Palantir achète et revend vos données personnelles : Akim Omiri

Palantir : le géant invisible qui monétise votre vie privée

Imaginez un monde où une entreprise connaît vos déplacements, vos achats, vos relations, et même vos opinions politiques… sans que vous le sachiez. Ce monde existe, et il s’appelle Palantir. Fondée en 2003 par des proches de la CIA, comme Peter Thiel (cofondateur de PayPal), cette licorne de la big data a bâti son empire sur un principe simple : agréger, analyser et revendre des montagnes de données, souvent sans votre consentement.

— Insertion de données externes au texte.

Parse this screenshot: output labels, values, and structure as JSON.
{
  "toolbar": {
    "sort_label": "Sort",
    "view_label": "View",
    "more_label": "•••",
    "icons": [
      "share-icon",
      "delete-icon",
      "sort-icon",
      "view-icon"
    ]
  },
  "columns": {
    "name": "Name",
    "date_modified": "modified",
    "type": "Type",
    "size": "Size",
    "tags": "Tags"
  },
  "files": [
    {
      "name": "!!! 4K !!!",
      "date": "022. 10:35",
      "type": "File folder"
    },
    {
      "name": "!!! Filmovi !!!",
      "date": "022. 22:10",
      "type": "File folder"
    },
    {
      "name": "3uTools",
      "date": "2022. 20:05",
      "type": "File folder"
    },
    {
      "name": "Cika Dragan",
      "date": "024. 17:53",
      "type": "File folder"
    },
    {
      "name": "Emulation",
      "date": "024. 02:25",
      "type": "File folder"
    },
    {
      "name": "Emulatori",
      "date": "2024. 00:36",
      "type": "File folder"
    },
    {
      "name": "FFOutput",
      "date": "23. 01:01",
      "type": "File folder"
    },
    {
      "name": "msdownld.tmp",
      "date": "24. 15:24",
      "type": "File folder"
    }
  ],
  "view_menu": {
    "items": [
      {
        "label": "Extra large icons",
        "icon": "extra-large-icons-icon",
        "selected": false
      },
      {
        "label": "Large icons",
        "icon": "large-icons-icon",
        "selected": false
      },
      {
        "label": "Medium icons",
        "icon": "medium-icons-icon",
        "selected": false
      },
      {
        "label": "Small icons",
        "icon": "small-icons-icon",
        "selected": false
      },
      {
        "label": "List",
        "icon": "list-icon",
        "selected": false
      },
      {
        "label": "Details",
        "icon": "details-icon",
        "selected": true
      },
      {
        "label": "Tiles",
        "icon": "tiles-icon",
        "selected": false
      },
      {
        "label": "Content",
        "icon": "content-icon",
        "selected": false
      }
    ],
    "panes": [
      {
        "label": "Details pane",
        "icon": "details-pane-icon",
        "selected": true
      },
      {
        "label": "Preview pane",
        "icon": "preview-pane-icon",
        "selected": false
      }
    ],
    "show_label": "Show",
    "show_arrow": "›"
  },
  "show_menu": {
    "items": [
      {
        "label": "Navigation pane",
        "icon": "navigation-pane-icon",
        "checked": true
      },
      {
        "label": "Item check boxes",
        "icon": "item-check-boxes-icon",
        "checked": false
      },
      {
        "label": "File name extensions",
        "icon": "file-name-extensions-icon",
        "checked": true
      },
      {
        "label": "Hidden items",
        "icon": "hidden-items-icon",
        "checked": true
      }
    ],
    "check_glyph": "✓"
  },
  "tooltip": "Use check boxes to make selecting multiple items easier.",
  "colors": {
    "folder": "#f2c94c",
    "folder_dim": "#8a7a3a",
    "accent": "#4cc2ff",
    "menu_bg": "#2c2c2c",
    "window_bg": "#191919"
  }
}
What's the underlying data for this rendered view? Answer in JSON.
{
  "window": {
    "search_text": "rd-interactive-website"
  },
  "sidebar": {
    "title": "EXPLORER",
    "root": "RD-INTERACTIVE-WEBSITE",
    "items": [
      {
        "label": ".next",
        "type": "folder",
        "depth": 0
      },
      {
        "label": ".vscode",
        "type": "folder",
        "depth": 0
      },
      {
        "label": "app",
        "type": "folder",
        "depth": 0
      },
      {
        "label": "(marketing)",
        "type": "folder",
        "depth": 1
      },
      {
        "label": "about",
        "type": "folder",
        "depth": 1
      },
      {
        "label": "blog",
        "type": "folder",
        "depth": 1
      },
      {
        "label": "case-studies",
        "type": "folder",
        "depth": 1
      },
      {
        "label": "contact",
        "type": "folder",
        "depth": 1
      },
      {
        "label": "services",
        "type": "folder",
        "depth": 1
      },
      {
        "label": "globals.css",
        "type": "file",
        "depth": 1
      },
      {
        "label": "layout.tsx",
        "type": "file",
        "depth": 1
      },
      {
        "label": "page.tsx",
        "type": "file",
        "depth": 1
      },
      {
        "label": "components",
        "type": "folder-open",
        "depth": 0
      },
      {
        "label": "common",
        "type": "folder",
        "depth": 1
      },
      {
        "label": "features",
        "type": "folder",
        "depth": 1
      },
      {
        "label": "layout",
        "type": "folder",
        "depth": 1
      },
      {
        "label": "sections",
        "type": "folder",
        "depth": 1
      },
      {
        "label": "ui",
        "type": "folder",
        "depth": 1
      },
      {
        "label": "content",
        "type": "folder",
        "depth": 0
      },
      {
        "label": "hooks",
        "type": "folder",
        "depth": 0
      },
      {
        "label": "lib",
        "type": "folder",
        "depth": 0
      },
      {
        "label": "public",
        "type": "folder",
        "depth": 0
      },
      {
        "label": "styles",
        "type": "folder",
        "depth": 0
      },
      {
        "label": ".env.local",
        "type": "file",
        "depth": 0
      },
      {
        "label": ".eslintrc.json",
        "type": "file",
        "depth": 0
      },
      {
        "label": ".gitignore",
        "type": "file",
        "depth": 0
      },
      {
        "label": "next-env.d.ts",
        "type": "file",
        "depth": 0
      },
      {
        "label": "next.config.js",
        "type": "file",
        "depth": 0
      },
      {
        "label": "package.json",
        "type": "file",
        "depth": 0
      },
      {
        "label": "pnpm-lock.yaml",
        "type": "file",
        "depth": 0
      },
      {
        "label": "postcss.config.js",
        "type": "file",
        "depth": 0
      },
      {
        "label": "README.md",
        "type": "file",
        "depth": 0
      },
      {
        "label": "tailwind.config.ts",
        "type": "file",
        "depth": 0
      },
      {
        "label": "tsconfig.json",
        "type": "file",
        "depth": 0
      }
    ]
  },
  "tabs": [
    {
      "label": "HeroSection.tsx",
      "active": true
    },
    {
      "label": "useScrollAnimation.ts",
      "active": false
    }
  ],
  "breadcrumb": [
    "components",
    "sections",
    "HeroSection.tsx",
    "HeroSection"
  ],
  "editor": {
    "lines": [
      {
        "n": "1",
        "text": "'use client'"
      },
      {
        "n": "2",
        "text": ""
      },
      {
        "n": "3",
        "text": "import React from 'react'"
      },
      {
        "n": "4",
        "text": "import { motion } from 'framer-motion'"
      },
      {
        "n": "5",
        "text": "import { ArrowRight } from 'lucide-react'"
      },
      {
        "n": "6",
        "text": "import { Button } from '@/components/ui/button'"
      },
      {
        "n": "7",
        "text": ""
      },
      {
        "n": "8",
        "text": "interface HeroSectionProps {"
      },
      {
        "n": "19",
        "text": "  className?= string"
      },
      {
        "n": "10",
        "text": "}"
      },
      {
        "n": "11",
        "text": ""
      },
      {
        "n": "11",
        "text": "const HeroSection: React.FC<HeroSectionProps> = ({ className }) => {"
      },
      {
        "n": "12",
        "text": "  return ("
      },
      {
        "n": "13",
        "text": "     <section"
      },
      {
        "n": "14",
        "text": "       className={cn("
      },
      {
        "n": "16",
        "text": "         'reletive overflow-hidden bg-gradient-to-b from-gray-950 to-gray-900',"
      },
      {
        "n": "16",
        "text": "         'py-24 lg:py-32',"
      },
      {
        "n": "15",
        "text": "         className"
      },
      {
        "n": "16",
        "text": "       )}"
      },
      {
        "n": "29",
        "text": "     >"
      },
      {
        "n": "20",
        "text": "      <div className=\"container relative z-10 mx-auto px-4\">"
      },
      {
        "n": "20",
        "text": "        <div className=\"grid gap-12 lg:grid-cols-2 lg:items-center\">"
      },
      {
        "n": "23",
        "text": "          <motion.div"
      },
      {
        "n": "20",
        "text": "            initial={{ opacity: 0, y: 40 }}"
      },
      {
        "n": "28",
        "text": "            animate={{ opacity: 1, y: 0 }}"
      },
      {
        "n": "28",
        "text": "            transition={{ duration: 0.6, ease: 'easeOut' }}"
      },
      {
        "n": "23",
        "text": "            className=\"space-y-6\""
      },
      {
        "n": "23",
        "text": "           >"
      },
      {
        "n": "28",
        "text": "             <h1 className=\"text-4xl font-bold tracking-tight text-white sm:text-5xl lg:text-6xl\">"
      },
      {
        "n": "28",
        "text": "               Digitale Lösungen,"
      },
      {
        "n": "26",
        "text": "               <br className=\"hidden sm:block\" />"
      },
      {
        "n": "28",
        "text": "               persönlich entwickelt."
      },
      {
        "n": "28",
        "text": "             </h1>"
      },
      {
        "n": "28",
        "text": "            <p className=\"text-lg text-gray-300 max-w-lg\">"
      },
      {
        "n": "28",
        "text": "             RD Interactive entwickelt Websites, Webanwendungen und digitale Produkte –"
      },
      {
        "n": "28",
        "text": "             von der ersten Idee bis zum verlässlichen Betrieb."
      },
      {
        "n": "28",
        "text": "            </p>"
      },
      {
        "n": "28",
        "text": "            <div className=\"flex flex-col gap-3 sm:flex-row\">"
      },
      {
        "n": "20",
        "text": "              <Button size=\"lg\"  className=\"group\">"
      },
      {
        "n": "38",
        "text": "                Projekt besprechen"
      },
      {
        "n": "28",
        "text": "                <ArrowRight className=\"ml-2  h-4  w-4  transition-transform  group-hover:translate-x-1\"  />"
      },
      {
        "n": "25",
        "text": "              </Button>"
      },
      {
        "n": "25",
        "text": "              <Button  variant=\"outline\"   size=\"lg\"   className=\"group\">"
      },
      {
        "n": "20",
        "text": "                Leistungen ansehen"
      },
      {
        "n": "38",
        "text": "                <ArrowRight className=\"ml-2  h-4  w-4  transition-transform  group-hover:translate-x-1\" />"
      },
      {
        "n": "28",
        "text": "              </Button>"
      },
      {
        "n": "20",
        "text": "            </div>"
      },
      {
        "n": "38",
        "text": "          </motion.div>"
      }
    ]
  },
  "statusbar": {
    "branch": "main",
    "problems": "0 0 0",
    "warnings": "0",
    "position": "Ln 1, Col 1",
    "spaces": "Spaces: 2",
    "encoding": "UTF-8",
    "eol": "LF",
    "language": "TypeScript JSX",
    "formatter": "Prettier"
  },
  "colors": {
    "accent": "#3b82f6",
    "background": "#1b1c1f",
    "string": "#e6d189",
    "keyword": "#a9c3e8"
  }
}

Un modèle économique opaque

Officiellement, Palantir nie vendre des données personnelles. Sur son blog, l’entreprise martèle : « Nous ne collectons, ne stockons ni ne revendons les données de nos clients. » Pourtant, les faits contredisent ce discours. Aux États-Unis, Palantir a décroché des contrats juteux avec l’administration Trump pour centraliser les données des citoyens : Sécurité sociale, immigration, police, santé… Tout y passe. En 2025, un décret a même imposé le partage systématique des données entre agences fédérales, transformant Palantir en épine dorsale d’un système de surveillance de masse. Résultat ? Vos informations les plus sensibles – antécédents médicaux, historiques bancaires, localisations GPS – sont croisées, analysées, et potentiellement exploitées à des fins commerciales ou sécuritaires, sans contrôle démocratique.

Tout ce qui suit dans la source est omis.